謹慎期間中に祖父、父を相次いで亡くし、心労をかけてしまったことを悔やんだ。父を亡くしたときは引退も考えたが、周囲の励ましに翻意した。
 
場所前に四股名の下の名前を英樹から本名の広暉に変えた。英樹は恩師である富山商相撲部監督の浦山英樹さん(故人)からもらったもの。「不祥事を起こして、先生の名前は名乗れないという思いもありましたし、母と相談して父がつけてくれた本名の広暉にしようと決めていました」と初心に返る気持ちだったのだろう。
 
最後に「ファンの皆さんにもう一度、応援してもらえるように相撲と向き合っていきたいです」と語った朝乃山。元大関が三段目や幕下で負けるわけがないので、今後の番付の推移を予測してみたい。
 
朝乃山は西三段目22枚目だが、この1年で同じような位置で全勝した力士の翌場所の番付を調べてみた。
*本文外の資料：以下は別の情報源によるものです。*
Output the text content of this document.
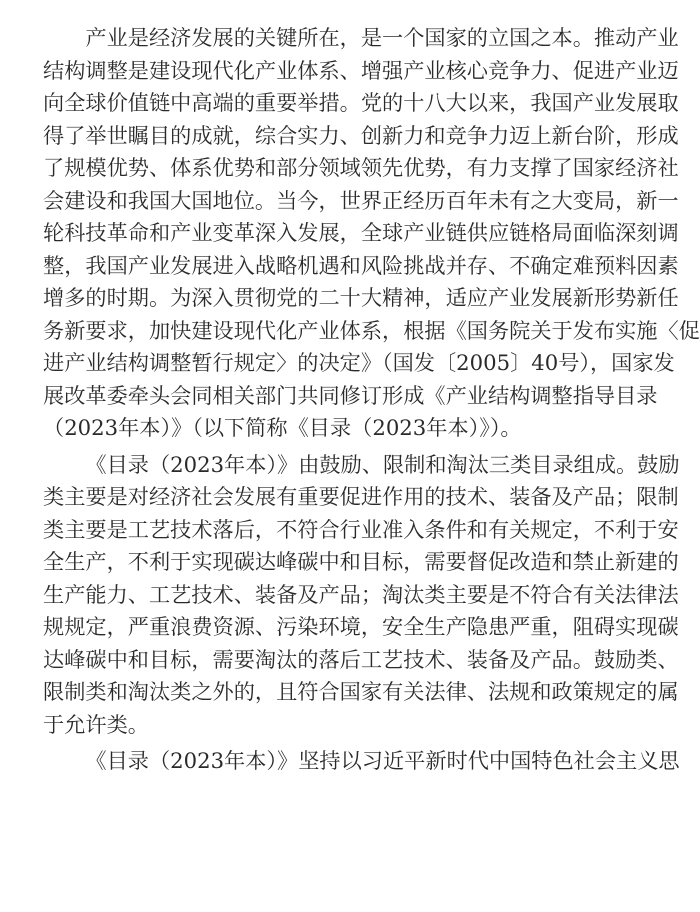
产业是经济发展的关键所在，是一个国家的立国之本。推动产业
结构调整是建设现代化产业体系、增强产业核心竞争力、促进产业迈
向全球价值链中高端的重要举措。党的十八大以来，我国产业发展取
得了举世瞩目的成就，综合实力、创新力和竞争力迈上新台阶，形成
了规模优势、体系优势和部分领域领先优势，有力支撑了国家经济社
会建设和我国大国地位。当今，世界正经历百年未有之大变局，新一
轮科技革命和产业变革深入发展，全球产业链供应链格局面临深刻调
整，我国产业发展进入战略机遇和风险挑战并存、不确定难预料因素
增多的时期。为深入贯彻党的二十大精神，适应产业发展新形势新任
务新要求，加快建设现代化产业体系，根据《国务院关于发布实施〈促
进产业结构调整暂行规定〉的决定》（国发〔2005〕40号），国家发
展改革委牵头会同相关部门共同修订形成《产业结构调整指导目录
（2023年本）》（以下简称《目录（2023年本）》）。
《目录（2023年本）》由鼓励、限制和淘汰三类目录组成。鼓励
类主要是对经济社会发展有重要促进作用的技术、装备及产品；限制
类主要是工艺技术落后，不符合行业准入条件和有关规定，不利于安
全生产，不利于实现碳达峰碳中和目标，需要督促改造和禁止新建的
生产能力、工艺技术、装备及产品；淘汰类主要是不符合有关法律法
规规定，严重浪费资源、污染环境，安全生产隐患严重，阻碍实现碳
达峰碳中和目标，需要淘汰的落后工艺技术、装备及产品。鼓励类、
限制类和淘汰类之外的，且符合国家有关法律、法规和政策规定的属
于允许类。
《目录（2023年本）》坚持以习近平新时代中国特色社会主义思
4年1月の長内が東19枚目で翌場所は西幕下14、3年9月の藤星雲が東21枚目で翌場所は西幕下17、3年7月の鳩岡が西16枚目で翌場所は東幕下15。幕下15枚目以内で全勝すれば、十両復帰なのだが、よほど運がよくないと幕下15枚目以内に入るのは難しい。そうなると、九州場所まで幕下で、初場所で十両、ここで全勝すれば幕内に復帰できるだろう。
 
朝乃山の復帰戦をVTRで見た同期同学年の豊山は、「変わらず強かったですね。幕内上位で彼のことを待っていたいです」とエール。現在の不甲斐ない大関陣を見ていると、「朝乃山がいれば」と思ってしまう。相撲界のためにもノンストップで番付を駆け上がってほしい。